Door protocol changes

Door protocol changes

Forty-three entrances allow access into campus. In the wake of the Sandy Hook shooting last Friday, Dec. 14, the accessibility of the multitude of doors at EHS has been reconsidered by the administrative team.

“The shooting in Connecticut reminded everyone that we needed to review our policies and procedures,” Mrs. Deborah Asher, head principal, said. “Every time there is something that happens at a school we get knowledge that gives us insight into how we can be more secure. We take all that information, look at what we’re doing and we see if there is something we can do better.”

The nature of the campus provides a challenge in school security that is unique to EHS within the district. While most school campuses are able to be locked down and keep just one main door open, EHS needs multiple doors unlocked during school hours to allow student access to all buildings. Many variables come into play.

“We’ve looked at student-travel patterns and where students use the outside the most to get to classes,” Mrs.

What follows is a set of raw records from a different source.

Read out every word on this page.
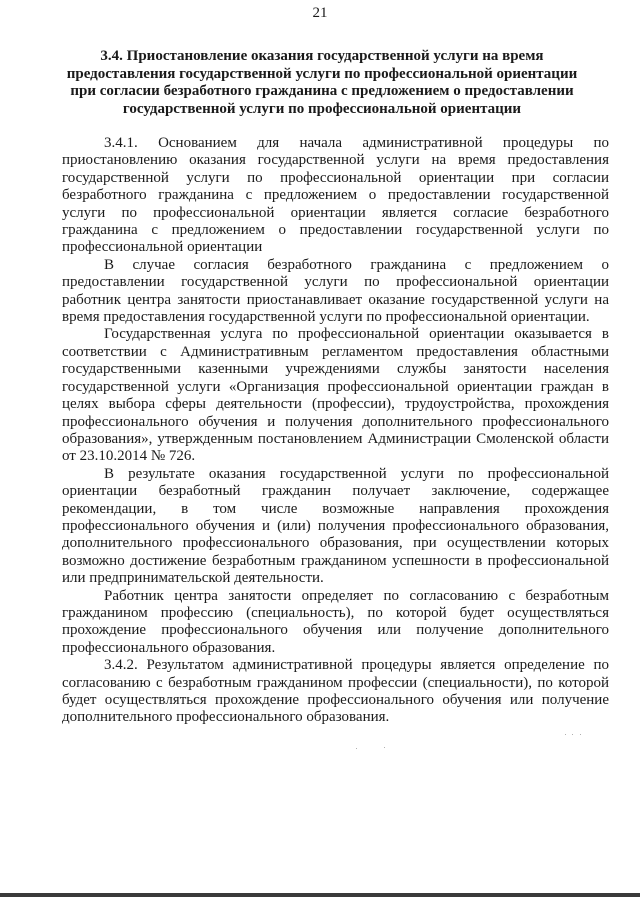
21
3.4. Приостановление оказания государственной услуги на время
предоставления государственной услуги по профессиональной ориентации
при согласии безработного гражданина с предложением о предоставлении
государственной услуги по профессиональной ориентации

3.4.1. Основанием для начала административной процедуры по
приостановлению оказания государственной услуги на время предоставления
государственной услуги по профессиональной ориентации при согласии
безработного гражданина с предложением о предоставлении государственной
услуги по профессиональной ориентации является согласие безработного
гражданина с предложением о предоставлении государственной услуги по
профессиональной ориентации

В случае согласия безработного гражданина с предложением о
предоставлении государственной услуги по профессиональной ориентации
работник центра занятости приостанавливает оказание государственной услуги на
время предоставления государственной услуги по профессиональной ориентации.

Государственная услуга по профессиональной ориентации оказывается в
соответствии с Административным регламентом предоставления областными
государственными казенными учреждениями службы занятости населения
государственной услуги «Организация профессиональной ориентации граждан в
целях выбора сферы деятельности (профессии), трудоустройства, прохождения
профессионального обучения и получения дополнительного профессионального
образования», утвержденным постановлением Администрации Смоленской области
от 23.10.2014 № 726.

В результате оказания государственной услуги по профессиональной
ориентации безработный гражданин получает заключение, содержащее
рекомендации, в том числе возможные направления прохождения
профессионального обучения и (или) получения профессионального образования,
дополнительного профессионального образования, при осуществлении которых
возможно достижение безработным гражданином успешности в профессиональной
или предпринимательской деятельности.

Работник центра занятости определяет по согласованию с безработным
гражданином профессию (специальность), по которой будет осуществляться
прохождение профессионального обучения или получение дополнительного
профессионального образования.

3.4.2. Результатом административной процедуры является определение по
согласованию с безработным гражданином профессии (специальности), по которой
будет осуществляться прохождение профессионального обучения или получение
дополнительного профессионального образования.
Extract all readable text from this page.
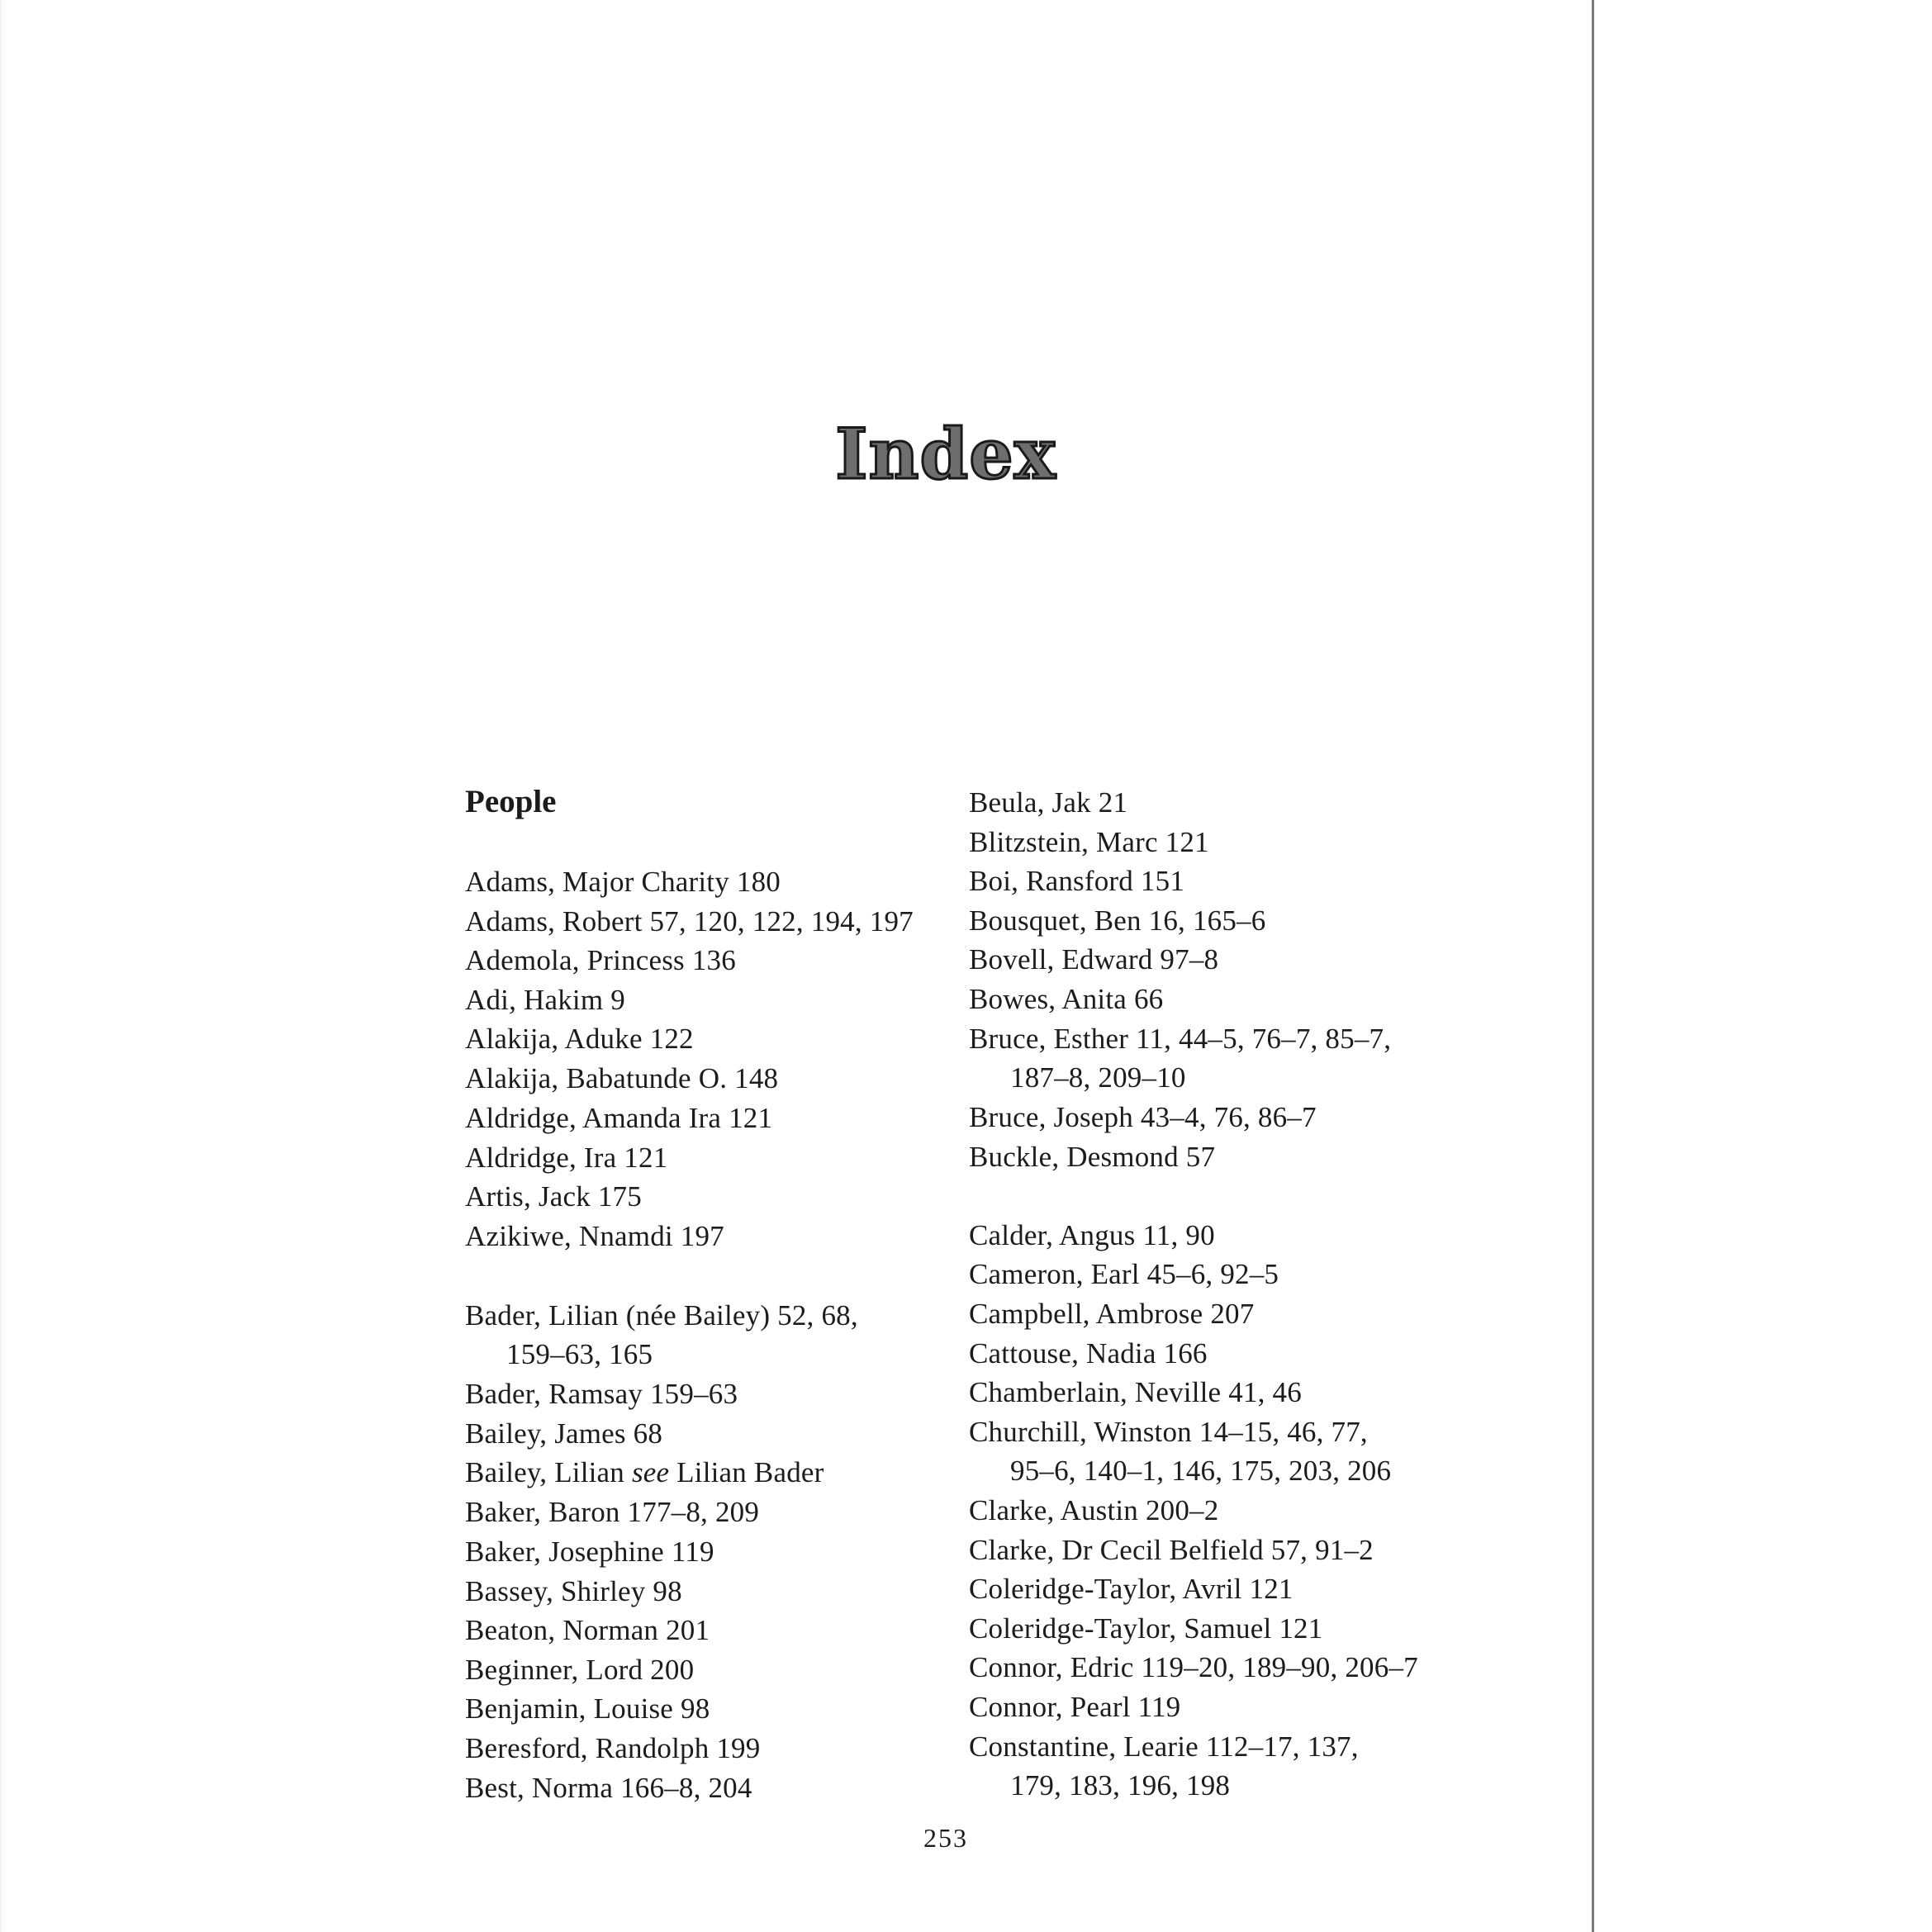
Index
People
Adams, Major Charity 180
Adams, Robert 57, 120, 122, 194, 197
Ademola, Princess 136
Adi, Hakim 9
Alakija, Aduke 122
Alakija, Babatunde O. 148
Aldridge, Amanda Ira 121
Aldridge, Ira 121
Artis, Jack 175
Azikiwe, Nnamdi 197
Bader, Lilian (née Bailey) 52, 68,
159–63, 165
Bader, Ramsay 159–63
Bailey, James 68
Bailey, Lilian see Lilian Bader
Baker, Baron 177–8, 209
Baker, Josephine 119
Bassey, Shirley 98
Beaton, Norman 201
Beginner, Lord 200
Benjamin, Louise 98
Beresford, Randolph 199
Best, Norma 166–8, 204
Beula, Jak 21
Blitzstein, Marc 121
Boi, Ransford 151
Bousquet, Ben 16, 165–6
Bovell, Edward 97–8
Bowes, Anita 66
Bruce, Esther 11, 44–5, 76–7, 85–7,
187–8, 209–10
Bruce, Joseph 43–4, 76, 86–7
Buckle, Desmond 57
Calder, Angus 11, 90
Cameron, Earl 45–6, 92–5
Campbell, Ambrose 207
Cattouse, Nadia 166
Chamberlain, Neville 41, 46
Churchill, Winston 14–15, 46, 77,
95–6, 140–1, 146, 175, 203, 206
Clarke, Austin 200–2
Clarke, Dr Cecil Belfield 57, 91–2
Coleridge-Taylor, Avril 121
Coleridge-Taylor, Samuel 121
Connor, Edric 119–20, 189–90, 206–7
Connor, Pearl 119
Constantine, Learie 112–17, 137,
179, 183, 196, 198
253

Asher said. “We decided where we thought we could secure the doors and not have them open to public access and still give access to students. We took everything into consideration to make it as easy on students as we can, while not giving open access to the public.”

The main difference in the protocol change is that more doors will be locked 24 hours a day, seven days a week. Signs will be placed on doors letting students know the availability of access.

Though this protocol change was enacted Monday, the administration team will be in constant review of the changes next semester, making sure that the changes don’t affect students’ abilities to get to classes while still enhancing campus safety.

“We want to make sure the students know this is something that we put a priority on,” Mrs. Asher said. “It’s not just about preventing something from happening. It’s about showing that we’re secure so that students feel emotionally safe and they’re not thinking about the possibility of being harmed. If you’re thinking about the possibility of being harmed, you’re not going to be thinking about learning.”